PLoS ONE (Jan 2022)

Bone, Brain, Heart study protocol: A resilient nested, tripartite prospective cohort study of the role of estrogen depletion on HIV pathology

  • C. Christina Mehta,
  • Kimberly S. Hagen,
  • Anna A. Rubtsova,
  • Cecile D. Lahiri,
  • Vasiliki Michopoulos,
  • Caitlin A. Moran,
  • Lisa B. Haddad,
  • Kehmia Titanji,
  • Lauren F. Collins,
  • Arshed A. Quyyumi,
  • Gretchen Neigh,
  • Leslee J. Shaw,
  • M. Neale Weitzmann,
  • Lance Waller,
  • Ighovwerha Ofotokun

Journal volume & issue
Vol. 17, no. 8

Abstract

Read online

Purpose We describe the rationale for and design of an innovative, nested, tripartite prospective observational cohort study examining whether relative estrogen insufficiency-induced inflammation amplifies HIV-induced inflammation to cause end organ damage and worsen age-related co-morbidities affecting the neuro-hypothalamic-pituitary-adrenal axis (Brain), skeletal (Bone), and cardiovascular (Heart/vessels) organ systems (BBH Study).
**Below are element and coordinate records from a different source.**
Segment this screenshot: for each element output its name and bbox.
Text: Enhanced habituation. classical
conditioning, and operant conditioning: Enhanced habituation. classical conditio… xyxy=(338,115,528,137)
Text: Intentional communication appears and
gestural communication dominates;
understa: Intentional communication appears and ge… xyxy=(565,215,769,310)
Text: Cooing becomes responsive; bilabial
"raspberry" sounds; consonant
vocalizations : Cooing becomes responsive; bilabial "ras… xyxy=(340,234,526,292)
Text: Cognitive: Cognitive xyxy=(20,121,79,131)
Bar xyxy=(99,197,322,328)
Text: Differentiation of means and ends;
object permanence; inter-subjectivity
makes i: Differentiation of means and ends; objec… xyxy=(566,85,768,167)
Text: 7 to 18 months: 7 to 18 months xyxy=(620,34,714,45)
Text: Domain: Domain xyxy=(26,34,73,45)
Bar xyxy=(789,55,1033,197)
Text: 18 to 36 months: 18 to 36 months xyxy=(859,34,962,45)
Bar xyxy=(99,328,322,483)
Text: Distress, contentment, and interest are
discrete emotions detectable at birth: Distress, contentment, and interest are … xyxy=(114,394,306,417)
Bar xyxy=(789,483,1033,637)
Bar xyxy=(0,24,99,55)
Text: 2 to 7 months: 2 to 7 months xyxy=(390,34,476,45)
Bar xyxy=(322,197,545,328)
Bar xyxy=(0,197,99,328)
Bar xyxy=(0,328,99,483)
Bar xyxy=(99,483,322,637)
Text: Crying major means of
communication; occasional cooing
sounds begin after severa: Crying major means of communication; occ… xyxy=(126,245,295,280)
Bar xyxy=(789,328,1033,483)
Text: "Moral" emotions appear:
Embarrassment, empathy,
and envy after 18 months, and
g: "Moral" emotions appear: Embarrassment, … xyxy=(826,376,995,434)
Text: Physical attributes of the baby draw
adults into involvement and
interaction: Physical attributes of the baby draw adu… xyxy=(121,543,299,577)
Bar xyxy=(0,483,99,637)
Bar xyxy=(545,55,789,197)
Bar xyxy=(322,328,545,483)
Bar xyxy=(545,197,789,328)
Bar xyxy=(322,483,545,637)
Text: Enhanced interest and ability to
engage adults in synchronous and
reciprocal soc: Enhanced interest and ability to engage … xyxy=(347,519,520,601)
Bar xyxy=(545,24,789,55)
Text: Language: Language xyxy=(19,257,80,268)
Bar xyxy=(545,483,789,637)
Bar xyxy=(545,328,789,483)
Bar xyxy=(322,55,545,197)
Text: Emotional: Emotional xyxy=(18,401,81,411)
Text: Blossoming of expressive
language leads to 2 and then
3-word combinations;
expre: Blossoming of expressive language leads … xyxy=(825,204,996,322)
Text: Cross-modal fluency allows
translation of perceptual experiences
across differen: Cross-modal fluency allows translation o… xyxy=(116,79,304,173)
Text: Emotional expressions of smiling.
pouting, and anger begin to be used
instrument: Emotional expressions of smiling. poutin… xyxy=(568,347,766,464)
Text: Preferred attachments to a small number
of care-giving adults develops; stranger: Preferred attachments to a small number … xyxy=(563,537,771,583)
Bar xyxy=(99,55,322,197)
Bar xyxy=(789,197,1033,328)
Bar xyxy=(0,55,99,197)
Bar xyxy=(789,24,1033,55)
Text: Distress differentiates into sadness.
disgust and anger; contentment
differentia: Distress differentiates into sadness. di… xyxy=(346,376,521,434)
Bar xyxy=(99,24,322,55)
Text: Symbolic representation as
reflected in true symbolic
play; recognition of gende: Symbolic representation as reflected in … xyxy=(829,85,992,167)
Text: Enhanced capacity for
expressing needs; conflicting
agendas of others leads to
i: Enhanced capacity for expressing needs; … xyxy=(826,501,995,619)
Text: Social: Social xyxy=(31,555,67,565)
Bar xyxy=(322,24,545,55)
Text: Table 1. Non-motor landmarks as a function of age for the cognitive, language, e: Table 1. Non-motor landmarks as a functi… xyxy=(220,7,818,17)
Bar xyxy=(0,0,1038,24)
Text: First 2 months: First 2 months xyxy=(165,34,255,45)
Methods The BBH parent study is the Multicenter AIDS Cohort/Women’s Interagency HIV Study Combined Cohort Study (MWCCS) with participants drawn from the Atlanta MWCCS site. BBH will enroll a single cohort of n = 120 women living with HIV and n = 60 HIV-negative women, equally distributed by menopausal status. The innovative multipart nested study design of BBH, which draws on data collected by the parent study, efficiently leverages resources for maximum research impact and requires extensive oversight and management in addition to careful implementation. The presence of strong infrastructure minimized BBH study disruptions due to changes in the parent study and the COVID-19 pandemic. Conclusion BBH is poised to provide insight into sex and HIV associations with the neuro-hypothalamic-pituitary-adrenal axis, skeletal, and cardiovascular systems despite several major, unexpected challenges.